Ecks, Rayne, and Sever go to the latter's secret underground bunker in an abandoned trainyard, and Rayne is reunited with Michael. Gant and Ross arrive with an army of heavily-armed DIA agents, and a massive battle ensues. Ecks and Sever eventually gain the upperhand, and Sever kills Ross in a hand-to-hand fight in the bunker. Gant attempts to retrieve the Softkill in Michael's arm, but is surprised when he finds it isn't there. Sever kills Gant using a Softkill-loaded bullet, and escapes as the police arrive. The film concludes with Ecks and Sever looking over the sea and Ecks thanking Sever for reuniting him with his family.

Cast[]

  • Antonio Banderas as FBI Agent Jonathan "Jeremiah" Ecks
  • Lucy Liu as Agent Sever
  • Gregg Henry as DIA Director Robert Gant / Agent Clark
  • Ray Park as A. J. Ross
  • Talisa Soto as Rayne Gant / Vinn Ecks
  • Miguel Sandoval as Julio Martin
  • Terry Chen as Agent Harry Lee
  • Roger R. Cross as Zane
  • Sandrine Holt as Agent Bennett
  • Steve Bacic as Agent Fleming
  • Tony Alcantar as Edgar Moore
  • David Palffy as Sleazy Man
  • David Pearson as VPD Officer
  • Norm Sherry as Ross Sniper
  • Brian Drummond as VPD Officer
  • Joel Kramer as Bus Driver
  • John DeSantis as Bus Guard #2
  • Charles Andre as Agent Addis
  • Mike Dopud as DIA Agent
  • Jonathan Kelly as the Da Feiji technology teacher

Reception[]

Critical response[]

Ballistic was universally panned by critics and has a rare 0% score on Rotten Tomatoes based on 115 reviews with an average rating of 2.6 out of 10, meaning that not a single critic gave it a positive review. The critical consensus states "A startlingly inept film, Ballistic: Ecks vs. Sever offers overblown, wall-to-wall action without a hint of wit, coherence, style, or originality." In March 2007, the film was ranked #1 among "The Worst of the Worst" movie list.[1][2][3] The film also has a score of 19 out of 100 on Metacritic based on 26 critics indicating "overwhelming dislike".[4]

Roger Ebert gave the film half a star out of four and later listed it on his most hated movies list and said of the film ""Ballistic: Ecks vs.

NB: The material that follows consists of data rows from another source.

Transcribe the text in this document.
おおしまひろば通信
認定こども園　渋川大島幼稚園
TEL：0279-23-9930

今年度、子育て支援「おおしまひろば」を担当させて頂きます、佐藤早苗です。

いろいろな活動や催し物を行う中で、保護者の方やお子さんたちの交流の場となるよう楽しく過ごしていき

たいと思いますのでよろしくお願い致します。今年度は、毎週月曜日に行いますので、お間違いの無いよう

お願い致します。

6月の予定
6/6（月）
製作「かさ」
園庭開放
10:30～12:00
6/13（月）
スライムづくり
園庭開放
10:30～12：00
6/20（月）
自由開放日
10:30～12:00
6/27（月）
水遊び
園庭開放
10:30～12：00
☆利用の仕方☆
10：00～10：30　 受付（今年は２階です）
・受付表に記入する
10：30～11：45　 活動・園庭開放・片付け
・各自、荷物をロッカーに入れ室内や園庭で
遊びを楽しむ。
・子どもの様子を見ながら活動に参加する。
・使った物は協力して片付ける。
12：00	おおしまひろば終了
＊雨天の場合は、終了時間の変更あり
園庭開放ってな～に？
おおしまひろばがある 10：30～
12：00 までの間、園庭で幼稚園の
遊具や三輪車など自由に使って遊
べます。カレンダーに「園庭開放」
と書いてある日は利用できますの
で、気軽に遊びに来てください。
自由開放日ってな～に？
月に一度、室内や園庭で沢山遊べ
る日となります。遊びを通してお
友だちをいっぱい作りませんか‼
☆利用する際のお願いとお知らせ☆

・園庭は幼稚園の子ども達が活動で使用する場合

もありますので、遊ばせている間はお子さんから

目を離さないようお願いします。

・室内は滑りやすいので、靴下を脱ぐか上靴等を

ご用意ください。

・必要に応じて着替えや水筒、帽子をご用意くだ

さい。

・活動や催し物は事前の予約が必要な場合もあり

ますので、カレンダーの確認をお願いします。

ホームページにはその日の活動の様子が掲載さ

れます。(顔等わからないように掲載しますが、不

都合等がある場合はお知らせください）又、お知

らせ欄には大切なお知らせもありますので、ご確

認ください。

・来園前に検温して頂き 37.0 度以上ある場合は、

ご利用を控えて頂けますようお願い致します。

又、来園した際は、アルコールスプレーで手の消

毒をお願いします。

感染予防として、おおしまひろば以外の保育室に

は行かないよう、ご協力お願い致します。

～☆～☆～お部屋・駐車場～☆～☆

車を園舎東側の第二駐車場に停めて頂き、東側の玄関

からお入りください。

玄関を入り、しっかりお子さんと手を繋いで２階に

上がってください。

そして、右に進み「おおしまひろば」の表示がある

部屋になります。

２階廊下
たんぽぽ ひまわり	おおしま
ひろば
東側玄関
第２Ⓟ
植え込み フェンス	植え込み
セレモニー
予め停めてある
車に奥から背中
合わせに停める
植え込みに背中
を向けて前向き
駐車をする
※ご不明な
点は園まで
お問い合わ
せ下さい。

Sever" is an ungainly mess, submerged in mayhem, occasionally surfacing for cliches, overloaded with special effects and explosions, light on continuity, sanity and coherence. There is nothing wrong with the title "Ballistic: Ecks vs. Sever" that renaming it "Ballistic" would not have solved. Strange that they would choose such an ungainly title when, in fact, the movie is not about Ecks versus Sever but about Ecks and Sever working together against a common enemy—although Ecks, Sever and the audience take a long time to figure that out."[5]

Box office[]

Along with the critical mauling the film was also a massive box office bomb. In 2,705 theaters it grossed $7,010,474, with an average of $2,591 per theater and ranking #4 at the box office. The film ultimately earned $14,307,963 domestically and $5,616,070 internationally for a total of $19,924,033, well below its $70 million production budget.[6]

Soundtrack[]

The soundtrack includes these tracks:

  1. "Main Title"
  2. "Name of the Game"
  3. "Smartbomb" [Plump Dj's Remix]
  4. "Heaven Scent" [Original Mix]
  5. "The Flow"
  6. "I Think of You" [Screamer Remix]
  7. "Hell Above Water"
  8. "Go"
  9. "Bloodlock"
  10. "I Need Love"
  11. "The Aquarium"
  12. "Time"
  13. "Anytime"

Video games[]

A Game Boy Advance first-person shooter, Ecks vs. Sever, was based on a very early version of the film script and, story wise, is almost nothing like the final rewrite. It was released in 2001, before the film. It received very positive reviews and received a 9/10 on IGN.[7] The game was considered an impressive technological feat on the GBA and was accepted more than the film itself.[8] A second game created after the premiere, Ballistic: Ecks vs. Sever, which follows the plot-line from the film, is considered a sequel to the first game.